Templum Iunonis Sospitae Matris Reginae
Festa celebrata il primo febbraio in onore di Iuno Sospes Mater Regina, Giunone Salvatrice Madre Regina, divinità proveniente da Lanuvio. Il culto venne importato a Roma nel 338 a.C. quando venne concessa la cittadinanza ai Lanuvini. Il tempio nel Forum Olitorium venne costruito nel 194 a.C. Era stato promesso da Caius Cornelius Cetegus nel 197 a.C. durante la guerra celtica.

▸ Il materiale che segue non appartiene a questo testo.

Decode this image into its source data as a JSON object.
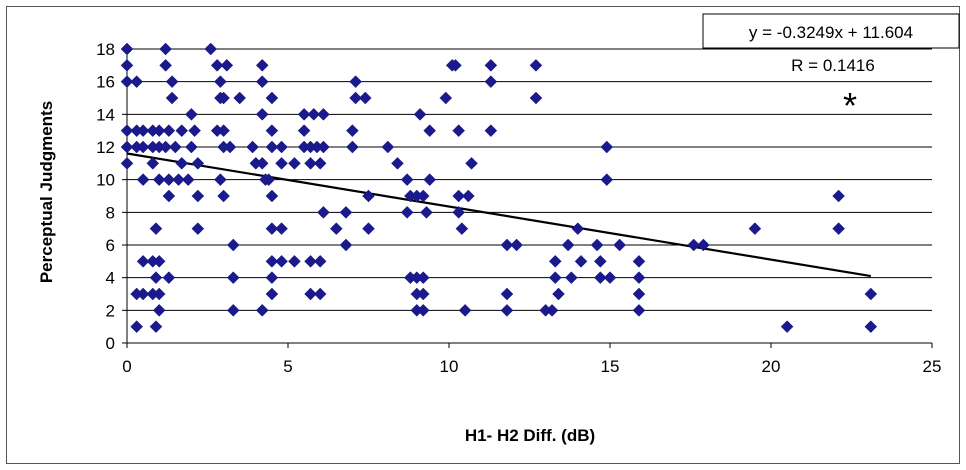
{
  "chart_data": {
    "type": "scatter",
    "title": "",
    "xlabel": "H1- H2 Diff. (dB)",
    "ylabel": "Perceptual Judgments",
    "xlim": [
      0,
      25
    ],
    "ylim": [
      0,
      18
    ],
    "x_ticks": [
      "0",
      "5",
      "10",
      "15",
      "20",
      "25"
    ],
    "y_ticks": [
      "0",
      "2",
      "4",
      "6",
      "8",
      "10",
      "12",
      "14",
      "16",
      "18"
    ],
    "grid": "horizontal",
    "marker_color": "#1a1a8c",
    "line_color": "#000000",
    "annotations": {
      "equation": "y = -0.3249x + 11.604",
      "r_value": "R = 0.1416",
      "significance": "*"
    },
    "trendline": {
      "slope": -0.3249,
      "intercept": 11.604,
      "x_range": [
        0,
        23.1
      ]
    },
    "points": [
      [
        0.0,
        18
      ],
      [
        0.0,
        17
      ],
      [
        0.0,
        16
      ],
      [
        0.3,
        16
      ],
      [
        0.0,
        13
      ],
      [
        0.0,
        12
      ],
      [
        0.0,
        11
      ],
      [
        0.3,
        13
      ],
      [
        0.5,
        13
      ],
      [
        0.8,
        13
      ],
      [
        1.0,
        13
      ],
      [
        1.3,
        13
      ],
      [
        0.3,
        12
      ],
      [
        0.5,
        12
      ],
      [
        0.8,
        12
      ],
      [
        1.0,
        12
      ],
      [
        1.2,
        12
      ],
      [
        1.5,
        12
      ],
      [
        0.5,
        10
      ],
      [
        0.8,
        11
      ],
      [
        1.0,
        10
      ],
      [
        1.3,
        10
      ],
      [
        0.3,
        3
      ],
      [
        0.5,
        3
      ],
      [
        0.8,
        3
      ],
      [
        1.0,
        3
      ],
      [
        0.3,
        1
      ],
      [
        0.9,
        1
      ],
      [
        0.5,
        5
      ],
      [
        0.8,
        5
      ],
      [
        1.0,
        5
      ],
      [
        0.9,
        7
      ],
      [
        0.9,
        4
      ],
      [
        1.0,
        2
      ],
      [
        1.3,
        4
      ],
      [
        1.2,
        18
      ],
      [
        1.2,
        17
      ],
      [
        1.4,
        16
      ],
      [
        1.4,
        15
      ],
      [
        1.7,
        13
      ],
      [
        1.7,
        11
      ],
      [
        1.6,
        10
      ],
      [
        1.9,
        10
      ],
      [
        2.0,
        12
      ],
      [
        2.0,
        14
      ],
      [
        2.1,
        13
      ],
      [
        2.2,
        11
      ],
      [
        2.2,
        9
      ],
      [
        2.2,
        7
      ],
      [
        1.3,
        9
      ],
      [
        2.6,
        18
      ],
      [
        2.8,
        17
      ],
      [
        2.9,
        16
      ],
      [
        2.9,
        15
      ],
      [
        3.0,
        15
      ],
      [
        2.8,
        13
      ],
      [
        3.0,
        13
      ],
      [
        3.0,
        12
      ],
      [
        3.2,
        12
      ],
      [
        2.9,
        10
      ],
      [
        3.0,
        9
      ],
      [
        3.1,
        17
      ],
      [
        3.3,
        6
      ],
      [
        3.3,
        4
      ],
      [
        3.3,
        2
      ],
      [
        3.5,
        15
      ],
      [
        3.9,
        12
      ],
      [
        4.0,
        11
      ],
      [
        4.2,
        17
      ],
      [
        4.2,
        16
      ],
      [
        4.2,
        14
      ],
      [
        4.2,
        11
      ],
      [
        4.3,
        10
      ],
      [
        4.4,
        10
      ],
      [
        4.2,
        2
      ],
      [
        4.5,
        15
      ],
      [
        4.5,
        13
      ],
      [
        4.5,
        12
      ],
      [
        4.5,
        9
      ],
      [
        4.5,
        7
      ],
      [
        4.5,
        5
      ],
      [
        4.5,
        4
      ],
      [
        4.5,
        3
      ],
      [
        4.8,
        12
      ],
      [
        4.8,
        11
      ],
      [
        4.8,
        7
      ],
      [
        4.8,
        5
      ],
      [
        5.2,
        11
      ],
      [
        5.2,
        5
      ],
      [
        5.5,
        14
      ],
      [
        5.5,
        13
      ],
      [
        5.5,
        12
      ],
      [
        5.7,
        12
      ],
      [
        5.7,
        11
      ],
      [
        5.8,
        14
      ],
      [
        5.7,
        5
      ],
      [
        5.7,
        3
      ],
      [
        5.9,
        12
      ],
      [
        6.0,
        11
      ],
      [
        6.0,
        5
      ],
      [
        6.0,
        3
      ],
      [
        6.1,
        14
      ],
      [
        6.1,
        12
      ],
      [
        6.1,
        8
      ],
      [
        6.5,
        7
      ],
      [
        6.8,
        8
      ],
      [
        6.8,
        6
      ],
      [
        7.0,
        13
      ],
      [
        7.0,
        12
      ],
      [
        7.1,
        16
      ],
      [
        7.1,
        15
      ],
      [
        7.4,
        15
      ],
      [
        7.5,
        9
      ],
      [
        7.5,
        7
      ],
      [
        8.1,
        12
      ],
      [
        8.4,
        11
      ],
      [
        8.7,
        10
      ],
      [
        8.8,
        9
      ],
      [
        8.7,
        8
      ],
      [
        9.0,
        9
      ],
      [
        9.2,
        9
      ],
      [
        9.3,
        8
      ],
      [
        9.1,
        14
      ],
      [
        9.4,
        13
      ],
      [
        9.4,
        10
      ],
      [
        8.8,
        4
      ],
      [
        9.0,
        4
      ],
      [
        9.2,
        4
      ],
      [
        9.0,
        3
      ],
      [
        9.2,
        3
      ],
      [
        9.0,
        2
      ],
      [
        9.2,
        2
      ],
      [
        9.9,
        15
      ],
      [
        10.1,
        17
      ],
      [
        10.2,
        17
      ],
      [
        10.3,
        13
      ],
      [
        10.3,
        9
      ],
      [
        10.3,
        8
      ],
      [
        10.4,
        7
      ],
      [
        10.5,
        2
      ],
      [
        10.6,
        9
      ],
      [
        10.7,
        11
      ],
      [
        11.3,
        17
      ],
      [
        11.3,
        16
      ],
      [
        11.3,
        13
      ],
      [
        11.8,
        6
      ],
      [
        11.8,
        3
      ],
      [
        11.8,
        2
      ],
      [
        12.1,
        6
      ],
      [
        12.7,
        17
      ],
      [
        12.7,
        15
      ],
      [
        13.0,
        2
      ],
      [
        13.2,
        2
      ],
      [
        13.3,
        5
      ],
      [
        13.3,
        4
      ],
      [
        13.4,
        3
      ],
      [
        13.7,
        6
      ],
      [
        13.8,
        4
      ],
      [
        14.0,
        7
      ],
      [
        14.1,
        5
      ],
      [
        14.6,
        6
      ],
      [
        14.7,
        5
      ],
      [
        14.7,
        4
      ],
      [
        14.9,
        12
      ],
      [
        14.9,
        10
      ],
      [
        15.0,
        4
      ],
      [
        15.3,
        6
      ],
      [
        15.9,
        5
      ],
      [
        15.9,
        4
      ],
      [
        15.9,
        3
      ],
      [
        15.9,
        2
      ],
      [
        17.6,
        6
      ],
      [
        17.9,
        6
      ],
      [
        19.5,
        7
      ],
      [
        20.5,
        1
      ],
      [
        22.1,
        9
      ],
      [
        22.1,
        7
      ],
      [
        23.1,
        3
      ],
      [
        23.1,
        1
      ]
    ]
  }
}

Festa celebrata il 31 marzo in onore della dea Luna . Il culto venne introdotto al tempo del re Titus Tatius. Il tempio sul colle Aventinus venne consacrato al tempo del re Servius Tullius e fu bruciato ai tempi dell'imperatore Nerone.
Templum Magnae Matris (Cybele) in Palatino
Festa celebrata l'11 aprile in onore della dea Cybele Magna Mater. Il tempio sul colle Palatinus venne consacrato nel 191 a.C. dal pretore M. Iunius Brutus.
Templum Martis apud Portam Capenam
Festa celebrata il 1° giugno in onore di Mars . Si ricordava la dedicatio del tempio di Marte presso Porta Capena all'inizio della via Appia.
Templum Martis Ultoris in Capitolio
Festa celebrata il 12 maggio. Anniversario della dedicatio del tempio di Mars Ultor sul colle Capitolium.
Templum Martis Ultoris in Foro Augusti
Festa celebrata il primo agosto. Anniversario della dedicatio del tempio di Mars Ultor nel Forum Augusti. Il tempio venne costruito dall'imperatore Augustus dopo la battaglia di Philippi.
Festa celebrata l'8 giugno in onore della dea Mens, personificazione della Mente. Si ricordava l'anniversario della dedicatio del tempio sul colle Capitolium, la cui costruzione era iniziata, su indicazione dei Libri Sibyllini, nel 217 a.C. ad opera del praetor T. Otacilius Crassus, dopo la sconfitta del Lacus Trasimenus contro Annibale. Il tempio venne consacrato nel 215 a.C. dallo stesso Otacilius, allora duovir insieme a Q. Fabius Maximus, che consacrò invece il tempio di Venus Ericina in Capitolio.
Festa celebrata il 19 giugno in onore di Minerva. Si ricordava la dedicatio del tempio sul colle Palatinus.
Il 15 maggio 495 a .C. venne consacrato al dio Mercurius un tempio sul colle Aventinus.
Festa celebrata il 13 novembre in onore della dea Pietas, personificazione del sentimento del dovere, della religiosità, dell'amore. Si ricordava la dedicatio del tempio. Esistevano due templi di Pietas, uno nella regio IX e uno nella XI regio di Roma.
Festa celebrata il 29 giugno. Anniversario della dedicatio del tempio del dio Quirinus sul colle Quirinalis.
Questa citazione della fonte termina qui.